Saksi Eko Susilo Tegaskan Kepala Bakamla Atur Fee

Erandhi Hutomo Saputra    •    Selasa, 21 Mar 2017 05:45 WIB
kasus korupsi
Saksi Eko Susilo Tegaskan Kepala Bakamla Atur Fee
Deputi Bidang Informasi Hukum dan Kerjasama Bakamla Eko Susilo Hadi (kiri) memberikan keterangan saat menjadi saksi dalam sidang lanjutan kasus suap Bakamla - MI/Barry Fathahilah

Metrotvnews.com, Jakarta: Plt Sekretaris Utama Badan Keamanan Laut (Bakamla) Eko Susilo Hadi membeberkan peran Kepala Bakamla Laksamana Madya TNI Arie Soedewo dalam kasus korupsi pengadaan satelit pemantau pada 2016.

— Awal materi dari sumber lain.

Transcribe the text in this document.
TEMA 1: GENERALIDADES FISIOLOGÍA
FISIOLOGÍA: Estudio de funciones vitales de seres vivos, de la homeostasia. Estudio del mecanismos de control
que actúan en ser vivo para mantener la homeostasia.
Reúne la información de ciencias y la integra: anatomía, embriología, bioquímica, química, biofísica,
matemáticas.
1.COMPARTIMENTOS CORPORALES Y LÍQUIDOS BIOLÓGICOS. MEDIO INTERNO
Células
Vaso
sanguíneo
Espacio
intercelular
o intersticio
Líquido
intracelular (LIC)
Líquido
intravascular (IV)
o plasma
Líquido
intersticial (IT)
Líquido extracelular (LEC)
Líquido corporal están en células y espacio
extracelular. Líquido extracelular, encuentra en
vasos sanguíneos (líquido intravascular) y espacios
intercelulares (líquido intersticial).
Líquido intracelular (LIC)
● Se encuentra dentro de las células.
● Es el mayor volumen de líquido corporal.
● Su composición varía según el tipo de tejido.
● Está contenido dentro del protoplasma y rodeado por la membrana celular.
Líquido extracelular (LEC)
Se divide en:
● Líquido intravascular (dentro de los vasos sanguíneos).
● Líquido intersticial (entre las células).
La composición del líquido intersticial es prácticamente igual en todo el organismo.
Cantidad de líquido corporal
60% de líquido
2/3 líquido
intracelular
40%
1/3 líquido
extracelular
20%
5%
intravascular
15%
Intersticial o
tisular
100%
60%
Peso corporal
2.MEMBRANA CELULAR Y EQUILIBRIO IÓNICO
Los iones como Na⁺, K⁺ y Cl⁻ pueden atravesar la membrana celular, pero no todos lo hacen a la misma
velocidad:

Arie menentukan jatah fee sebesar 15 persen dari total nilai proyek Rp222 miliar. Dari 15 persen itu, sebanyak 7,5 persen diperuntukkan Bakamla, sedangkan sisanya tidak ia ketahui.

"Pemahaman saya 15 persen itu dibagi dua. Sebesar 7,5 persen tidak tahu ke siapa, 7,5 persen ke Bakamla, dari bagian Bakamla baru (diperintahkan diberikan terlebih dahulu) 2 persen," ujar Eko.

Ia bersaksi untuk terdakwa Fahmi Darmawansyah di Pengadilan Tipikor Jakarta, Senin (20/3). Fahmi merupakan pemilik PT Melati Technofo Indonesia, perusahaan yang menyuap pejabat Bakamla.

Eko yang juga mantan Deputi Bidang Informasi Hukum dan Kerja sama Bakamla telah ditetapkan sebagai tersangka oleh KPK.

Penuturan Eko sesuai dengan dakwaan jaksa KPK yang menyatakan bahwa penentuan jatah dilakukan di ruangan Arie pada Oktober 2016.

Penjatahan itu disebutkan pertama kali ketika Arie dan staf khususnya, Ali Fahmi, berkunjung ke kantor Fahmi Darmawansyah pada Maret 2016. Saat itu, keduanya datang untuk menawari Fahmi 'main proyek' di Bakamla.

Terkait dengan informasi jatah fee tersebut, Eko mengaku diperintah Arie untuk menerima fee yang didahulukan sebesar 2 persen dan memberikannya kepada Direktur Data dan Informasi Bakamla sekaligus PPK dalam proyek tersebut Laksamana Pertama TNI Bambang Udoyo dan Kabiro Perencanaan dan Organisasi Bakamla Nofel Hasan masing-masing Rp1 miliar.

"Saya diberi tahu (Arie) kemudian saya diperintah 'Kau terima yang itu. Serahkan ke Pak Bambang dan Pak Nofel Rp1 (miliar)," ungkap dia.

Eko mengaku menerima uang dari Fahmi melalui Adami dan Hardy (anak buah Fahmi lainnya) sebanyak Rp2 miliar dalam bentuk dolar AS dan Singapura serta 10 ribu euro dan USD10 ribu saat kunjungan kerja ke Jerman.

Uang Rp2 miliar telah diamankan KPK saat operasi tangkap tangan. Untuk sisanya, ia berjanji akan dikembalikan ke KPK. "Saya akui saya salah," kata Eko menyesal.

Bambang juga mengaku menerima Rp1 miliar. Namun, Bambang berkilah uang bukan berasal dari Fahmi, melainkan dari Arie. Bambang mengaku sempat menolak.

Namun, Arie tidak bisa menerima penolakan, maka dirinya menerima uang tersebut.